Leadership constraint is overlooked in agribusiness
Leadership in agribusiness is a critical skill that determines the extent to which youth agribusiness entrepreneurs maximise the productivity of their enterprises. The technical aspect of what to grow, how to grow it and how to access inputs and markets are also critical in agribusiness. However, the success of an enterprise is determined by leadership capabilities.
In order for agribusiness ventures to be profitable, the agribusiness entrepreneurs are required to make decisions in uncertain situations, understand markets, pricing and value chains, develop systems, partnerships and scalable business models and comply to required quality standards. The lack of these skills and knowledge has resulted in youth agribusiness enterprises with low-value production, trapped in informal approaches which limit their ability to scale the enterprises and compete for existing opportunities. More than 80% of youth undertaking agribusiness operate in informal systems, which limit their ability to scale and access finance and markets (KIPPRA).

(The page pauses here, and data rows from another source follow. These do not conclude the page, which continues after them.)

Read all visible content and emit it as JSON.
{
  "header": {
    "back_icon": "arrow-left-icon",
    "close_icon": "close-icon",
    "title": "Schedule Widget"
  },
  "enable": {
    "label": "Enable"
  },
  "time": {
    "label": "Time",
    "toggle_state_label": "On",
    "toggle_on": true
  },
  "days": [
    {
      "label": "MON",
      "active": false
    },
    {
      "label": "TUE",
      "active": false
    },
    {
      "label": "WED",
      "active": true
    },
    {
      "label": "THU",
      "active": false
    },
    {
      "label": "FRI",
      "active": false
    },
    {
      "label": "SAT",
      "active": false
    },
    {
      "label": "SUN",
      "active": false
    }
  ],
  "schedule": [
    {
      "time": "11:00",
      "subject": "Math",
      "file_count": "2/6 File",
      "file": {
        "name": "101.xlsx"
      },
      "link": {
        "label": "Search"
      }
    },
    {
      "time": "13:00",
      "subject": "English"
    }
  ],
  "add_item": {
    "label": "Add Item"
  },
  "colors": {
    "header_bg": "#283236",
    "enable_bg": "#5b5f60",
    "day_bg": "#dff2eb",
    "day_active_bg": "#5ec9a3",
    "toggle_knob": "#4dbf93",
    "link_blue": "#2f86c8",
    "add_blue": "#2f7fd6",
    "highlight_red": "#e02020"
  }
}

Intentional investment in youth in agribusiness
The intentional development efforts to increase productivity in agribusiness has resulted in enhanced youth access to finance, capacity building, and inputs. That being the case, has not translated in success of most enterprises in agribusiness.
Opportunities remain underutilized without leadership. It is the leadership ability that transitions access in to competitive advantage, production into profitable enterprise, and participation in to market leadership. Leadership ability can translate even agribusiness enterprises constrained environments to profitable and scalable ventures.
Positioning youth as agribusiness leaders
The narrative of youth being viewed as labour providers and running agribusiness enterprises as the last solution of unemployment has limited both ambition and outcomes. Evidence shows that youth contribute about 25% of GDP in Kenya within the overall food economy(KIPPRA). This clearly shows that youth are participating in agribusiness, but their progress is constrained.
Training youth to farm to develop youth to lead enterprises.
Supporting production to develop the commercial capability of the youth.
Short-term interventions to long-term leadership development.
This realignment is fundamental in enhancing youth agribusiness enterprises to be profitable and scalable.
Investment to transform agribusiness
Technical solutions are critical but agribusiness transformation in Kenya and across East Africa needs intentional investment in leadership. What this looks like for donors, partners and ecosystem actors is investing in agribusiness programmes that are centred in leadership, long-term outputs and strengthening agribusiness ecosystems that underpin the scaling of youth-led enterprises.
Kameru Leadership Foundation (KLF) believes developing a new generation of ethical, strategic and innovative agribusiness leaders is key in harnessing agribusiness and food systems transformation. The gap is not in youth participation in agribusiness, it is in their equipment to lead.